Die Datenschutzgrundverordnung kommt zum 25.05.2018!

Man kann der Datenschutzgrundverordnung (DS-GVO), die neben dem Bundesdatenschutzgesetz (neu) am 25.05.2018 in Kraft tritt, sicher auch positive Aspekte abgewinnen. Endlich haben wir einen zumindest europa­weit gleichen Regelungsrahmen beim Datenschutz.

In der Summe ist die DS-GVO jedoch eines der vielen Vorhaben, die zwar gut gemeint sind, in ihrer belastenden Auswirkung auf die Unternehmen aber völlig unterschätzt werden, ohne dass dem ein dem Aufwand entsprechender Nutzen für die „Schutzobjekte“ entgegenstünde.

Mit dem vorrangigen Ziel, vor allem die „Datenkraken“ dieser Welt (Google, Facebook, Amazon, usw.) zu regulieren, wird die gesamte Wirtschaft in Mitleidenschaft gezogen.

Denn es ist schon ein Unterschied, ob das „Daten-Mining“ oder „Profiling“ mittels besonders schützenswerter personenbezogener Daten zum Kernzweck eines Unternehmens gehört, für das diese Daten quasi „Rohstoff“ sind, oder ob ein Handwerksbetrieb oder kleine und mittelständische Unternehmen personenbezogene Daten speichern, um die Entgelt­abrechnung für ihre Mitarbeiter fahren, eine Kundenrechnung stellen oder die Lieferantenrechnungen bezahlen zu können. Der Grundaufwand zur Umsetzung der DS-GVO ist aber in beiden Fällen im Wesentlichen gleich.

Den Regelungsbedarf, der von den Unternehmen noch bis zum 25.05.2018 abzuarbeiten ist, spiegelt der Fragebogen des Bayerischen Landesamts für Datenschutzaufsicht wider, der in unserem Mitgliederbereich neben anderen „Praxishilfen“ für Sie bereit steht.

Datenschutz und Datensicherheit sind ein hohes Gut, dem sich unsere Unternehmen und auch wir uns ohne Wenn und Aber verpflichtet sehen.
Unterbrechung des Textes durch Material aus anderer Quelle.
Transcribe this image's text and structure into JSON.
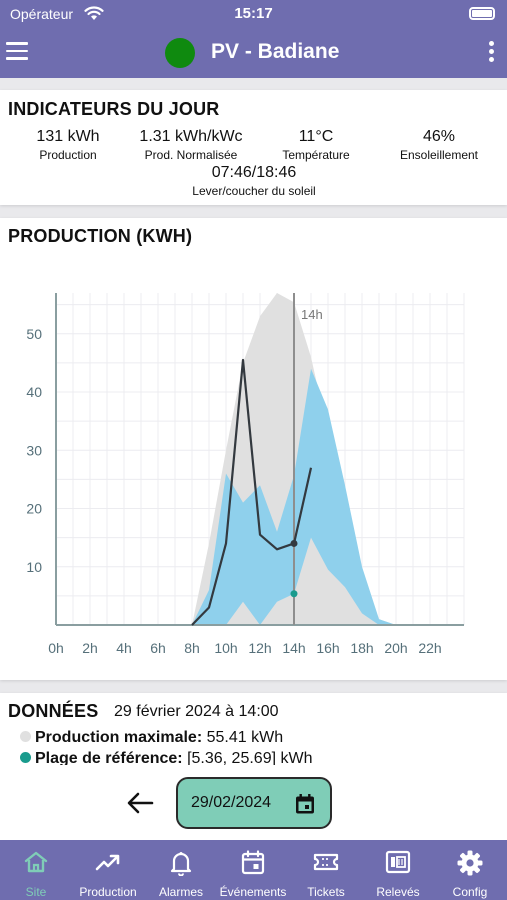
{
  "status_bar": {
    "carrier": "Opérateur",
    "time": "15:17"
  },
  "app_bar": {
    "title": "PV - Badiane",
    "status_color": "#0f8a0f"
  },
  "indicators": {
    "title": "INDICATEURS DU JOUR",
    "items": [
      {
        "value": "131 kWh",
        "label": "Production"
      },
      {
        "value": "1.31 kWh/kWc",
        "label": "Prod. Normalisée"
      },
      {
        "value": "11°C",
        "label": "Température"
      },
      {
        "value": "46%",
        "label": "Ensoleillement"
      },
      {
        "value": "07:46/18:46",
        "label": "Lever/coucher du soleil"
      }
    ]
  },
  "production": {
    "title": "PRODUCTION (KWH)",
    "chart_data": {
      "type": "area",
      "x_ticks": [
        "0h",
        "2h",
        "4h",
        "6h",
        "8h",
        "10h",
        "12h",
        "14h",
        "16h",
        "18h",
        "20h",
        "22h"
      ],
      "y_ticks": [
        10,
        20,
        30,
        40,
        50
      ],
      "ylim": [
        0,
        57
      ],
      "xlim": [
        0,
        24
      ],
      "grid": true,
      "cursor": {
        "x": 14,
        "label": "14h"
      },
      "series": [
        {
          "kind": "band",
          "color": "#e0e0e0",
          "x": [
            8,
            9,
            10,
            11,
            12,
            13,
            14,
            15,
            16,
            17,
            18,
            19,
            20
          ],
          "upper": [
            0,
            14,
            30,
            45,
            53,
            57,
            55.41,
            46,
            33,
            20,
            7,
            1,
            0
          ],
          "lower": [
            0,
            0,
            0,
            0,
            0,
            0,
            0,
            0,
            0,
            0,
            0,
            0,
            0
          ]
        },
        {
          "kind": "band",
          "color": "#8fd0ec",
          "x": [
            8,
            9,
            10,
            11,
            12,
            13,
            14,
            15,
            16,
            17,
            18,
            19,
            20
          ],
          "upper": [
            0,
            6,
            26,
            21,
            24,
            16,
            25.69,
            44,
            37,
            24,
            10,
            1,
            0
          ],
          "lower": [
            0,
            0,
            0,
            4,
            0,
            4,
            5.36,
            15,
            9.5,
            6.5,
            2,
            0,
            0
          ]
        },
        {
          "kind": "line",
          "color": "#33393f",
          "x": [
            8,
            9,
            10,
            11,
            12,
            13,
            14,
            15
          ],
          "y": [
            0,
            3,
            14,
            45.5,
            15.5,
            13,
            14,
            27
          ]
        },
        {
          "kind": "point",
          "color": "#199b8d",
          "x": [
            14
          ],
          "y": [
            5.36
          ]
        }
      ]
    }
  },
  "donnees": {
    "title": "DONNÉES",
    "timestamp": "29 février 2024 à 14:00",
    "rows": [
      {
        "label": "Production maximale:",
        "value": "55.41 kWh",
        "dot_color": "#e0e0e0"
      },
      {
        "label": "Plage de référence:",
        "value": "[5.36, 25.69] kWh",
        "dot_color": "#199b8d"
      }
    ]
  },
  "date_bar": {
    "date": "29/02/2024"
  },
  "bottom_nav": {
    "items": [
      {
        "label": "Site",
        "icon": "home-icon",
        "active": true
      },
      {
        "label": "Production",
        "icon": "trend-icon"
      },
      {
        "label": "Alarmes",
        "icon": "bell-icon"
      },
      {
        "label": "Événements",
        "icon": "calendar-icon"
      },
      {
        "label": "Tickets",
        "icon": "ticket-icon"
      },
      {
        "label": "Relevés",
        "icon": "meter-icon"
      },
      {
        "label": "Config",
        "icon": "gear-icon"
      }
    ]
  }
}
Und natürlich werden wir alle die DS-GVO umsetzen.

Wir werden aber dafür werben, dass die zuständigen Datenschutzbehörden bei ihren Prüfungen mit Augenmaß vorgehen und die praktische Unternehmenswirklichkeit gerade von Klein- und mittelständischen Unternehmen nicht ganz ausblenden.

Denn die in hohem Maße undifferenzierte und unverhältnismäßige Belastung besonders der KMUs durch die neue DS-GVO ist ein weiterer Mosaikstein bürokratischer Belastungen, die in der Addition die Unternehmen langsam verzweifeln lassen.